The function searches for the PlantedTheBomb key in the world state. If the key is found and its value is a boolean, the function returns that value. If the key is not present or the value is not of type bool, it defaults to returning false. This allows the AI to determine whether the bomb planting goal has been successfully achieved based on the current state of the world.
Creating a goal
Creating an action
When defining an action, it is essential to specify both a name and an cost. The name provides a identifier for the action, while the cost determines its relative value or priority within the planning process, influencing the decision-making of the AI.

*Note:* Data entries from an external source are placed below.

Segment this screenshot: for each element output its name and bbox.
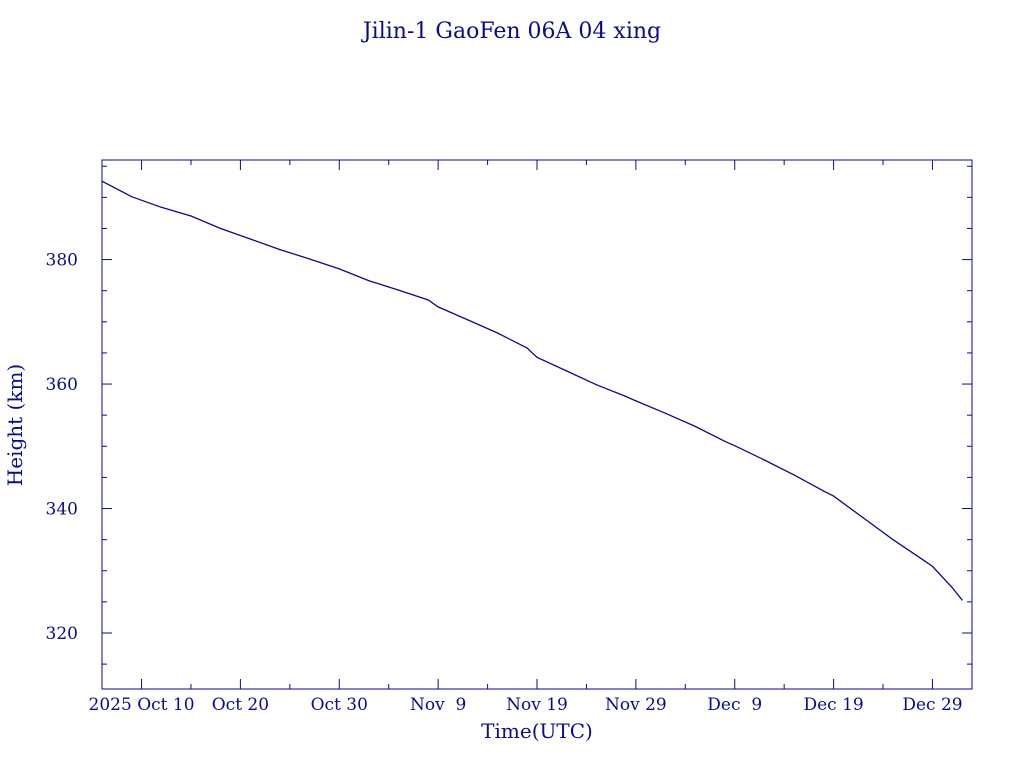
- height-data-point: [595, 384, 597, 386]
- height-data-point: [566, 370, 568, 372]
- height-data-point: [625, 395, 627, 398]
- height-data-point: [190, 215, 192, 217]
- height-series-line: [101, 180, 963, 601]
- x-tick-label: Nov 29: [605, 695, 667, 715]
- y-tick-label: 340: [46, 500, 78, 520]
- x-tick-label: Dec 9: [707, 695, 762, 715]
- height-data-point: [892, 539, 894, 541]
- height-data-point: [921, 558, 924, 561]
- series-group: [101, 180, 963, 601]
- height-data-point: [437, 306, 439, 308]
- y-axis-label: Height (km): [3, 364, 27, 486]
- height-data-point: [526, 347, 528, 349]
- x-axis-label: Time(UTC): [481, 719, 593, 743]
- height-data-point: [397, 289, 400, 291]
- height-data-point: [832, 495, 835, 497]
- axis-ticks: 2025 Oct 10 Oct 20 Oct 30 Nov 9 Nov 19 Nov 29…: [46, 160, 972, 715]
- height-data-point: [467, 319, 469, 321]
- y-tick-label: 320: [46, 624, 78, 644]
- height-data-point: [249, 238, 251, 240]
- height-data-point: [101, 180, 103, 182]
- height-data-point: [664, 412, 667, 414]
- height-data-point: [793, 474, 795, 476]
- height-data-point: [724, 440, 726, 442]
- plot-frame: [101, 159, 973, 690]
- height-data-point: [220, 227, 222, 230]
- height-data-point: [368, 280, 370, 282]
- height-data-point: [338, 268, 340, 270]
- height-data-point: [279, 249, 281, 251]
- height-data-point: [536, 356, 538, 358]
- x-tick-label: Nov 19: [506, 695, 568, 715]
- height-data-point: [309, 258, 311, 260]
- x-tick-label: Oct 30: [311, 695, 368, 715]
- height-data-point: [931, 565, 934, 567]
- height-data-point: [763, 459, 765, 461]
- height-data-point: [496, 332, 499, 334]
- height-data-point: [961, 599, 963, 601]
- height-data-point: [160, 206, 162, 208]
- height-data-point: [823, 490, 825, 492]
- x-tick-label: 2025 Oct 10: [89, 695, 195, 715]
- x-tick-label: Nov 9: [410, 695, 466, 715]
- y-tick-label: 360: [46, 375, 78, 395]
- y-tick-label: 380: [46, 251, 78, 271]
- chart-title: Jilin-1 GaoFen 06A 04 xing: [361, 19, 661, 44]
- height-data-point: [131, 196, 133, 198]
- x-tick-label: Dec 19: [803, 695, 863, 715]
- height-data-point: [635, 400, 637, 402]
- height-data-point: [734, 445, 736, 447]
- x-tick-label: Oct 20: [212, 695, 269, 715]
- height-data-point: [427, 299, 429, 301]
- x-tick-label: Dec 29: [902, 695, 962, 715]
- height-data-point: [694, 425, 696, 427]
- height-data-point: [951, 586, 953, 589]
- height-data-point: [862, 517, 864, 519]
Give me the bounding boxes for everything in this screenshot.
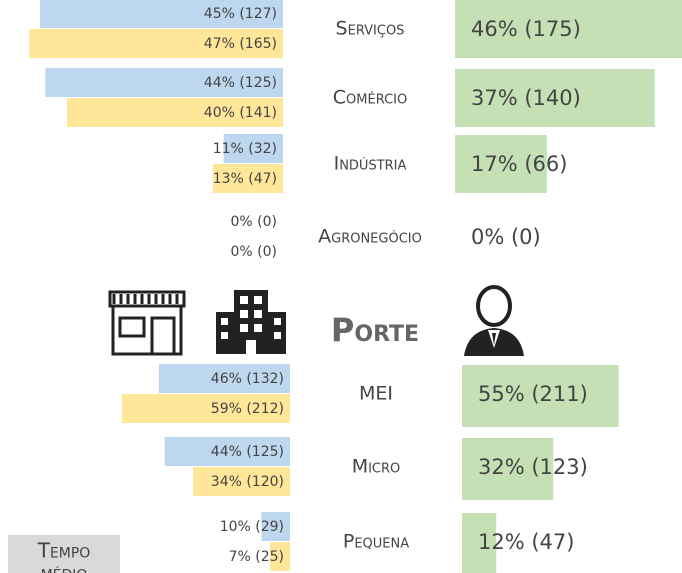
bar <box>40 0 283 28</box>
value-label: 7% (25) <box>229 549 284 565</box>
value-label: 34% (120) <box>211 474 284 490</box>
value-label: 59% (212) <box>211 401 284 417</box>
value-label: 55% (211) <box>478 382 588 406</box>
section-title: Porte <box>331 311 419 349</box>
store-icon <box>108 290 186 356</box>
category-label: Pequena <box>343 531 409 553</box>
bar <box>67 98 283 127</box>
value-label: 11% (32) <box>213 141 277 157</box>
footer-label: Tempo <box>37 539 91 563</box>
building-icon <box>216 290 286 354</box>
bar <box>462 513 497 573</box>
value-label: 40% (141) <box>204 105 277 121</box>
bar <box>462 365 619 427</box>
value-label: 47% (165) <box>204 36 277 52</box>
bar <box>158 364 290 393</box>
category-label: Comércio <box>333 87 407 109</box>
value-label: 46% (175) <box>471 17 581 41</box>
bar <box>212 164 283 193</box>
value-label: 0% (0) <box>231 214 278 230</box>
bar <box>455 0 682 58</box>
value-label: 44% (125) <box>204 75 277 91</box>
value-label: 0% (0) <box>231 244 278 260</box>
bar <box>164 437 290 466</box>
value-label: 13% (47) <box>213 171 277 187</box>
category-label: Indústria <box>334 153 407 175</box>
value-label: 46% (132) <box>211 371 284 387</box>
bar <box>261 512 290 541</box>
bar <box>29 29 284 58</box>
value-label: 10% (29) <box>220 519 284 535</box>
category-label: Serviços <box>336 18 405 40</box>
value-label: 44% (125) <box>211 444 284 460</box>
bar <box>45 68 284 97</box>
category-label: MEI <box>359 383 393 405</box>
bar <box>462 438 554 500</box>
category-label: Agronegócio <box>318 226 422 248</box>
value-label: 17% (66) <box>471 152 567 176</box>
bar <box>121 394 290 423</box>
bar <box>270 542 290 571</box>
bar <box>223 134 283 163</box>
bar <box>455 69 655 127</box>
bar <box>455 135 547 193</box>
footer-box: Tempo médio <box>8 535 120 573</box>
value-label: 45% (127) <box>204 6 277 22</box>
value-label: 0% (0) <box>471 225 541 249</box>
bar <box>193 467 290 496</box>
category-label: Micro <box>352 456 401 478</box>
value-label: 32% (123) <box>478 455 588 479</box>
value-label: 37% (140) <box>471 86 581 110</box>
value-label: 12% (47) <box>478 530 574 554</box>
footer-label: médio <box>41 561 88 573</box>
person-icon <box>464 285 524 356</box>
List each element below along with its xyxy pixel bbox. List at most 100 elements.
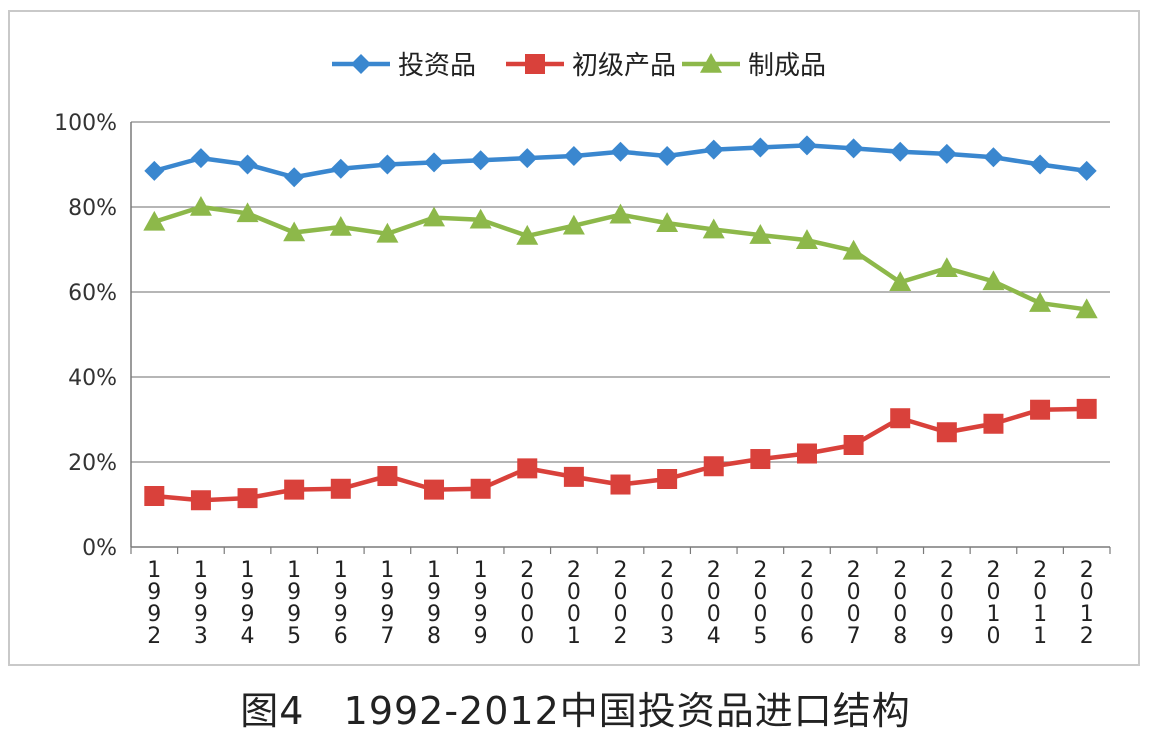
data-point [796,135,817,156]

When we use CheckPreconditions function, it is used for the planning phase. It works by determining the conditions that must be met for a plan to be valid. By performing these checks, we allow the AI to be more responsive and dynamic, creating a sense of liveliness. The ability to cancel out certain behaviours or exclude them from the plan based on preconditions ensures that the AI's actions are purposeful.
Moreover, the ApplyEffects function demonstrates how the world state is modified when a plan is executed. It plays an essential role in updating the environment, reflecting the AI’s actions and progress.
Creating an agent
For the Agent, it is enough to define it as a variable, and within the constructor, you must specify the actions and goals associated with that particular AI. This ensures that the agent is equipped with the necessary behaviors and objectives for its decision-making process.
In the AI update, you can determine how frequently the GOAP system should revise its plan or continue with the current path. For an FPS AI, I wanted it to react often, because how often the information of position and distance needs to update.
The plan function uses the A* algorithm, traditionally used for pathfinding, an interesting way to handle GOAP. By adapting A* to the planning phase, the AI can determine the optimal sequence of actions needed to achieve its highest-priority goal.
A deeper dive
For those who wish to dive deeper into the planning phase I can explain it a bit more.
The function starts by sorting the agent's goals based on priority. This ensures that the AI first attempts to achieve the most important goal before moving on to others.
For each goal that has not yet been achieved, a priority queue openSet is initialized. This queue holds potential plans, sorted by their cost lower cost being prioritized.
The visitedStates set keeps track of already explored world states to avoid unnecessary loops and improve performance.
The algorithm continuously evaluates the action plan with the lowest cost. If the goal’s target world state is achieved, the current plan is returned.
Otherwise, the algorithm iterates through all possible actions, checking if their preconditions are met. If so, the action’s effects are applied to the world state, and the new state is added to the priority queue along with the updated plan and cost.
To prevent looping over already explored world states, the algorithm keeps track of visited states. If a state has already been explored, it is skipped.
Planning
Results
The final outcome is the video at the beginning of this webpage. Throughout the development process, I encountered several challenges. One key improvement would have been implementing the simulation in 2D rather than 3D. While constructing the level, designing steering behaviors, and understanding the NVIDIA PhysX was both an engaging challenge and a valuable learning experience, these tasks required significant time. Time that could have been allocated to developing additional AI agents using the GOAP system. Additionally, I would have made more optimizations to enhance the efficiency of the code, making sure it could effectively support multiple AI agents rather than just one.